Она заказала завтрак в номер. Вышла рано, но все равно жаркий воздух охватил ее, как вода в горячей ванне, едва она выступила из тени отеля. Пошла к Квадрату искусств. Это красивое здание, сдержанное, прозрачное, почти несуществующее – пространство серых стеклянных кубов на тонких колоннах матовой стали. Оно выше, чем Квадратный дом, но его призрачные линии согласуются, повторяют и преломляют пропорции Дома в его элегантной несомненности. Патрисия поднялась по широким крутым ступеням. В спокойном, приглушенном свете висели полотна немца Зигмара Польке. Ее восприятие то обострялось, то ослабевало, словно кто-то внутри сбивал масло или в ковшике кипела вода: поток вверх, бурная, иззубренная поверхность, поток вниз, взрыв пузырей. Она тихо плыла из зала в зал, ноги в плоских босоножках двигались беззвучно, муслиновая юбка цвета лаванды обвевала прохладные колени. Зигмар Польке силен, ироничен и разнообразен. Прежняя Патрисия была бы в восторге. На выставке была целая стена с изображениями сторожевой вышки на углу ограждения из колючей проволоки. Был зал, полный прелестных, радостных образов Французской революции. Горка каких-то свертков, треугольник, два куба, диагональ в ярких пятнах сине-бело-красного орнамента, цветок, галльский петух, очертаниями переходящий в гильотинный нож, лестницу и корзину. Два щеголя восемнадцатого века на идиллической поляне перекидывают мяч, который оказывается отрубленной головой. В другом зале был увеличенный рисунок: Госпожа Метелица взбивает свою облачную перину, из перины идет снег. Еще был высокий зал с огромными полотнами в романтических, расплесканных пятнах цвета. Серия называлась Apparizione
[105]. Позолоченные лужи, моря кобальта и ляпис-лазури. Плавучие молочные и сливочные облака и пары́. Расколотые горные пики, синие мысы, расселины и фьорды клубящегося индиго. Скалы, нависшие над кармазинными и суриковыми озерами с драконьими челюстьми или длинными пальцами цвета сливы и беленой кости, зажавшими клочья пены. Закутанные в покрывала норны
[106], глумящиеся призраки, тонущие белые птицы и крошащиеся цитадели. Рядом с этими видениями – таблички с текстом, где говорится о расточении и опасности. Польке пишет красками, от которых сегодня все отказались, попросту – ядами: аурипигментом, швейнфуртской зеленью, ляписом. Он смешивает нестабильные вещества: алюминий, железо, калий, марганец, цинк, барий, скипидар, этиловый спирт, метанол, сажу, сургуч и едкие лаки. Его поверхности движутся и расплываются, пятна меняются и мутнеют, формы ненадежны, цвета переменчивы. Мир его фантомов жуток и упоителен. Патрисия смотрела, распахнув глаза. Вот они, красота и опасность, перед ней на плоском холсте. «Что теперь делать? Что я могу?» Она смотрела, как падают завесы тающего снега и свернувшихся сливок. Как понять, что пора перестать смотреть? Это же не книга, где страница, страница, страница, конец. Как решиться?

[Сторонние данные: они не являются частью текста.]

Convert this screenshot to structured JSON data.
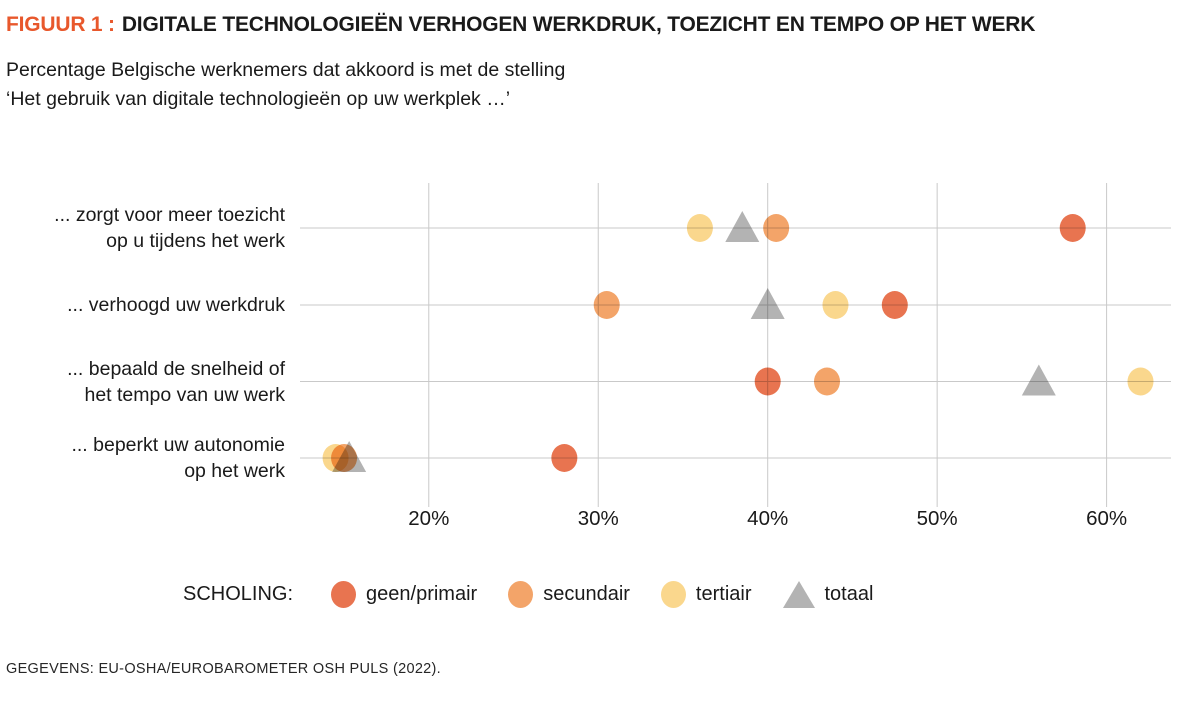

На последнем этаже Квадрата, позади лестницы, есть балкон. Выходишь на него – и больше нет дымчатого стекла между тобой и зноем, тобой и светом, и внизу город, сложное соположение округло изогнутых улиц с приплюснутыми конусами красных крыш. На горизонте – восьмигранник Великой башни
[107]. Патрисия вышла на балкон. Горячий воздух был плотный, как стекло, можно было дотронуться пальцем. Она рассеянно приблизилась к перилам, посмотрела по сторонам и вниз. Повернулась и откинулась назад в балконном углу, откинулась и стала глядеть в глубокую яркую синеву. Она была невесома, несущественна в своем лавандовом, легком, как тень, платье. Она перевесилась дальше. Вовне. В глазах и ушах шипел зной. Вот ноги ее оторвались от пола, она балансировала, она клонилась. Рука схватила ее запястье, потянула назад. Для надежности Нильс сжал и второе запястье. Его лицо нависло над ней, угловатое в тени вангоговской шляпы. Очень сердитое лицо. Намертво уперев ноги в пол, колени – в ее колени, он втянул ее обратно в коробку балкона.